Despite this, humanity is pushing ahead with extracting energy. Drilling rigs are moving out into deeper water, from depths of 1km to 3km in the last 15 years. Miners in the eastern US are resorting to blowing apart mountains to get at seams of coal a few inches thick. Meanwhile wholly new extraction techniques such as tar sands and fracking are on the rise.

The consequences of extreme energy extraction are numerous and profound. In most cases greater extraction effort correlates with greater environmental destruction.

Exploitation of fossil fuels already has a major issue with carbon dioxide being pumped into the atmosphere. These new unconventional techniques not only emit more carbon during the extraction process but are also making significantly more carbon available to be burned.

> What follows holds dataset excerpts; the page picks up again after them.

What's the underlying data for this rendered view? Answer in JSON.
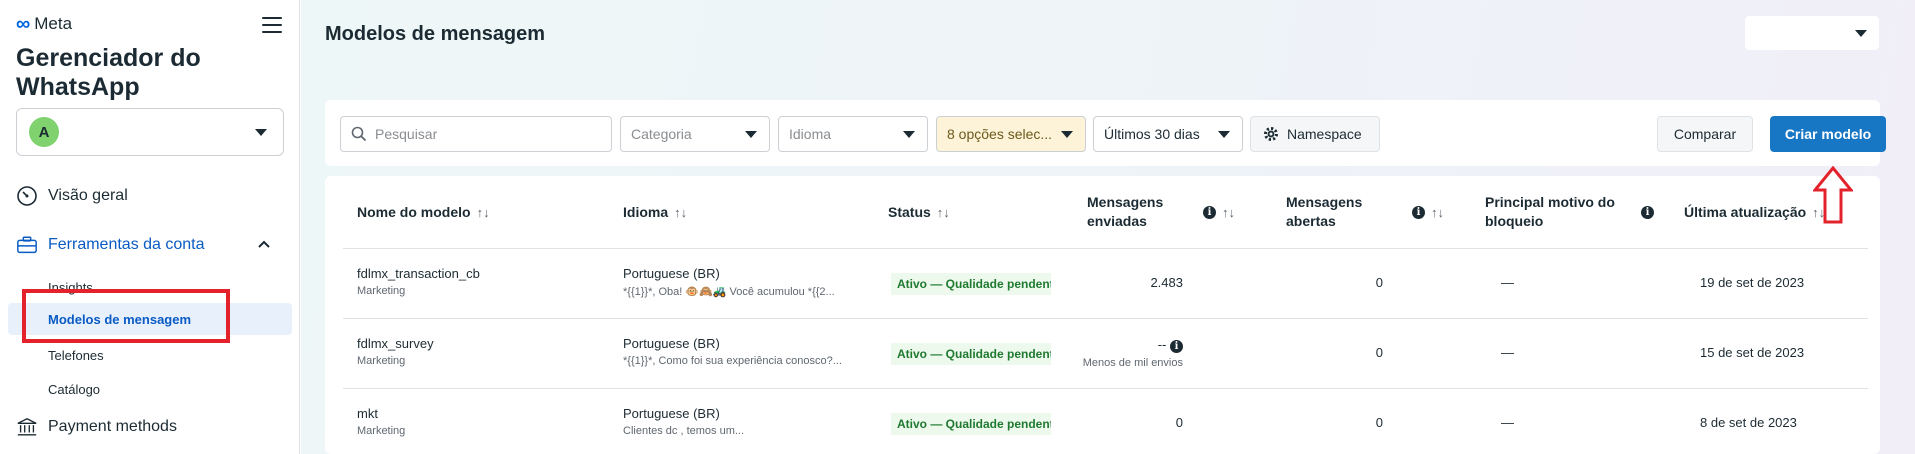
{
  "sidebar": {
    "brand": "Meta",
    "app_title": "Gerenciador do WhatsApp",
    "account_initial": "A",
    "nav": {
      "overview": "Visão geral",
      "account_tools": "Ferramentas da conta",
      "insights": "Insights",
      "templates": "Modelos de mensagem",
      "phones": "Telefones",
      "catalog": "Catálogo",
      "payment": "Payment methods"
    }
  },
  "header": {
    "title": "Modelos de mensagem"
  },
  "toolbar": {
    "search_placeholder": "Pesquisar",
    "category": "Categoria",
    "language": "Idioma",
    "status_filter": "8 opções selec...",
    "date_range": "Últimos 30 dias",
    "namespace": "Namespace",
    "compare": "Comparar",
    "create": "Criar modelo"
  },
  "table": {
    "headers": {
      "name": "Nome do modelo",
      "language": "Idioma",
      "status": "Status",
      "sent": "Mensagens enviadas",
      "opened": "Mensagens abertas",
      "block_reason": "Principal motivo do bloqueio",
      "updated": "Última atualização"
    },
    "sort_glyph": "↑↓",
    "info_glyph": "i",
    "rows": [
      {
        "name": "fdlmx_transaction_cb",
        "category": "Marketing",
        "language": "Portuguese (BR)",
        "preview": "*{{1}}*, Oba! 🐵🙈🚜 Você acumulou *{{2...",
        "status": "Ativo — Qualidade pendente",
        "sent": "2.483",
        "sent_note": "",
        "opened": "0",
        "block_reason": "—",
        "updated": "19 de set de 2023"
      },
      {
        "name": "fdlmx_survey",
        "category": "Marketing",
        "language": "Portuguese (BR)",
        "preview": "*{{1}}*, Como foi sua experiência conosco?...",
        "status": "Ativo — Qualidade pendente",
        "sent": "--",
        "sent_note": "Menos de mil envios",
        "opened": "0",
        "block_reason": "—",
        "updated": "15 de set de 2023"
      },
      {
        "name": "mkt",
        "category": "Marketing",
        "language": "Portuguese (BR)",
        "preview": "Clientes dc                          , temos um...",
        "status": "Ativo — Qualidade pendente",
        "sent": "0",
        "sent_note": "",
        "opened": "0",
        "block_reason": "—",
        "updated": "8 de set de 2023"
      }
    ]
  },
  "colors": {
    "primary_blue": "#1877c5",
    "active_nav_text": "#0a5bc4",
    "annotation_red": "#e3222b",
    "status_green": "#1f7a30"
  },
  "icons": [
    "hamburger-icon",
    "speedometer-icon",
    "briefcase-icon",
    "chevron-up-icon",
    "bank-icon",
    "search-icon",
    "gear-icon",
    "chevron-down-icon",
    "info-icon",
    "sort-icon"
  ]
}
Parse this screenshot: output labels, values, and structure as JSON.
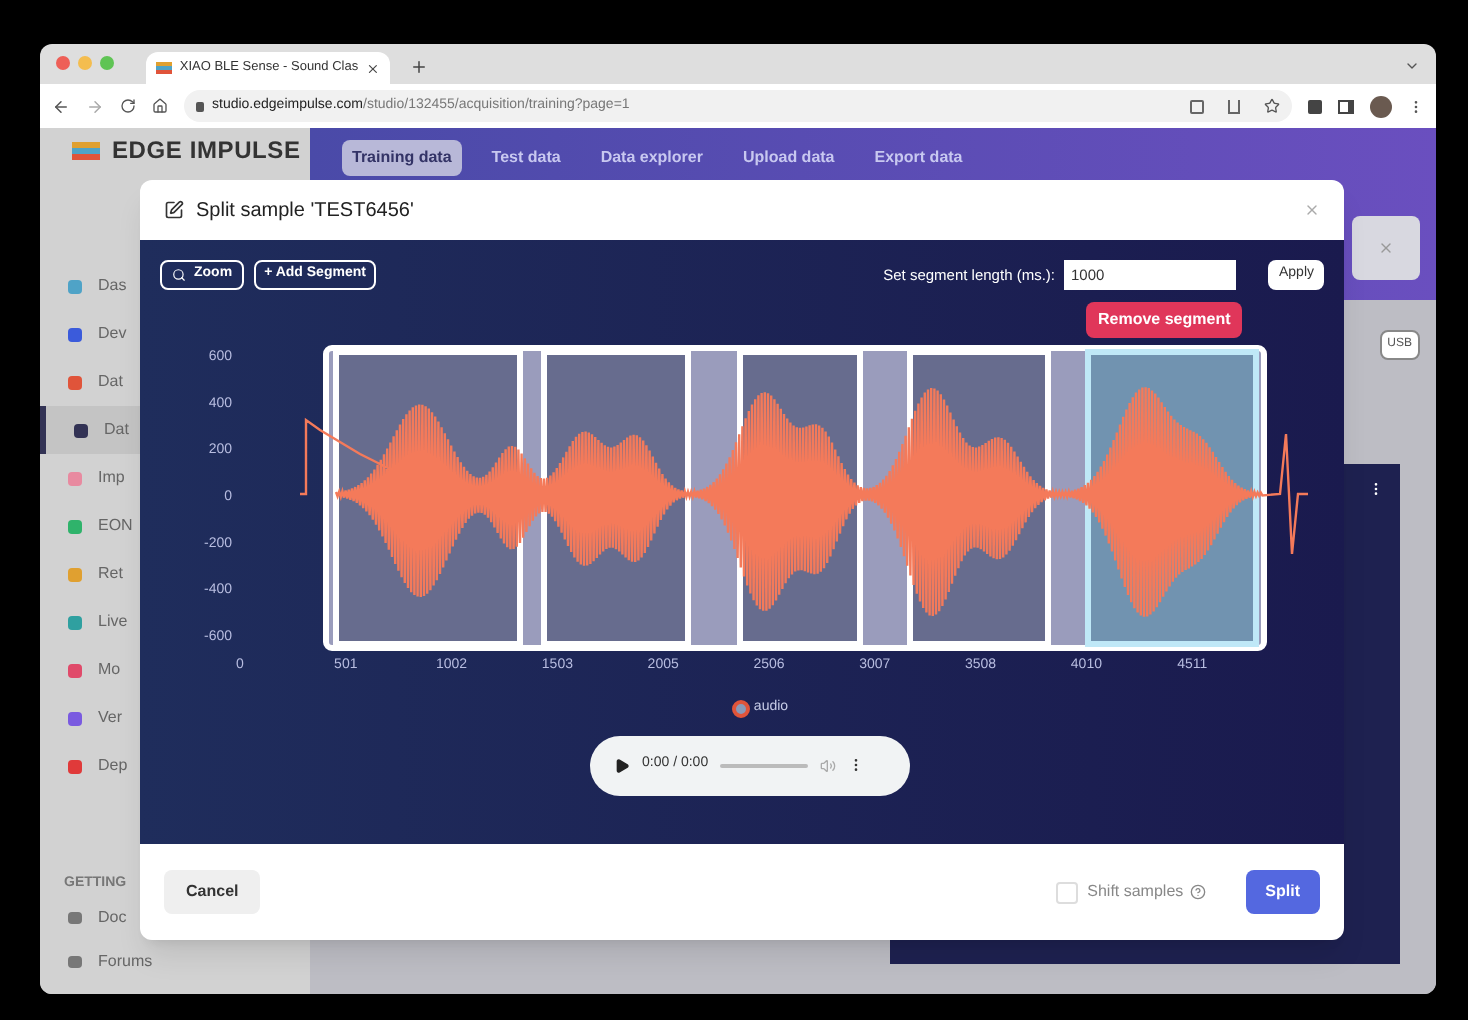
{
  "browser": {
    "tab_title": "XIAO BLE Sense - Sound Clas",
    "url_host": "studio.edgeimpulse.com",
    "url_path": "/studio/132455/acquisition/training?page=1"
  },
  "sidebar": {
    "logo": "EDGE IMPULSE",
    "items": [
      {
        "label": "Das",
        "selected": false,
        "color": "#4fa3c7"
      },
      {
        "label": "Dev",
        "selected": false,
        "color": "#3b5bdb"
      },
      {
        "label": "Dat",
        "selected": false,
        "color": "#e0543a"
      },
      {
        "label": "Dat",
        "selected": true,
        "color": "#333355"
      },
      {
        "label": "Imp",
        "selected": false,
        "color": "#e88aa0"
      },
      {
        "label": "EON",
        "selected": false,
        "color": "#2fb36b"
      },
      {
        "label": "Ret",
        "selected": false,
        "color": "#e0a030"
      },
      {
        "label": "Live",
        "selected": false,
        "color": "#2fa0a0"
      },
      {
        "label": "Mo",
        "selected": false,
        "color": "#e04a6a"
      },
      {
        "label": "Ver",
        "selected": false,
        "color": "#7a5ae0"
      },
      {
        "label": "Dep",
        "selected": false,
        "color": "#e03a3a"
      }
    ],
    "section": "GETTING",
    "links": [
      "Doc",
      "Forums"
    ]
  },
  "top_tabs": [
    {
      "label": "Training data",
      "selected": true
    },
    {
      "label": "Test data",
      "selected": false
    },
    {
      "label": "Data explorer",
      "selected": false
    },
    {
      "label": "Upload data",
      "selected": false
    },
    {
      "label": "Export data",
      "selected": false
    }
  ],
  "background_button": "USB",
  "modal": {
    "title": "Split sample 'TEST6456'",
    "toolbar": {
      "zoom": "Zoom",
      "add_segment": "+ Add Segment",
      "length_label": "Set segment length (ms.):",
      "length_value": "1000",
      "apply": "Apply"
    },
    "tooltip": "Remove segment",
    "y_ticks": [
      "600",
      "400",
      "200",
      "0",
      "-200",
      "-400",
      "-600"
    ],
    "x_ticks": [
      "0",
      "501",
      "1002",
      "1503",
      "2005",
      "2506",
      "3007",
      "3508",
      "4010",
      "4511"
    ],
    "segments": [
      {
        "selected": false
      },
      {
        "selected": false
      },
      {
        "selected": false
      },
      {
        "selected": false
      },
      {
        "selected": true
      }
    ],
    "legend": "audio",
    "player": {
      "time": "0:00 / 0:00"
    },
    "footer": {
      "cancel": "Cancel",
      "shift_label": "Shift samples",
      "shift_checked": false,
      "split": "Split"
    }
  }
}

The socioeconomic impacts of extreme energy are profound. At a societal level greater extraction effort translates into a greater fraction of societies’ resources devoted to energy extraction, and less for everything else. In the last decade global GDP devoted to fossil fuel extraction has risen from under 5 per cent to over 10 per cent.

For fracking in particular, the impacts are almost too numerous to count. Since the difference with unconventional gas is that it is trapped in impermeable rock it is necessary to drill wells, since the gas cannot flow any distance.

Until now the largest onshore gas field in the UK had only eight wells. Hundreds would be needed to produce as much gas as this small conventional field, and tens of thousands, covering an area the size of Wales, to produce the amount of gas needed to fuel the 30-40 new power stations the government proposes. Water contamination, air pollution, industrialisation of the countryside and health impacts are among the likely effects.

Extreme energy is a decision to go down a particular path, seeking infinite growth through ever more desperate means, which can only lead to environmental destruction and human impoverishment. Unfortunately governments and corporations have invested a lot in the present system.

We need to re-engineer our society to require less energy. The debate on these issues is PR spin that is not based on reality, such as the claim that shale gas has lowered US gas prices and carbon emissions, when in fact this has been a result of the recession. Overcoming this by forcing honest debate on our predicament is the main challenge.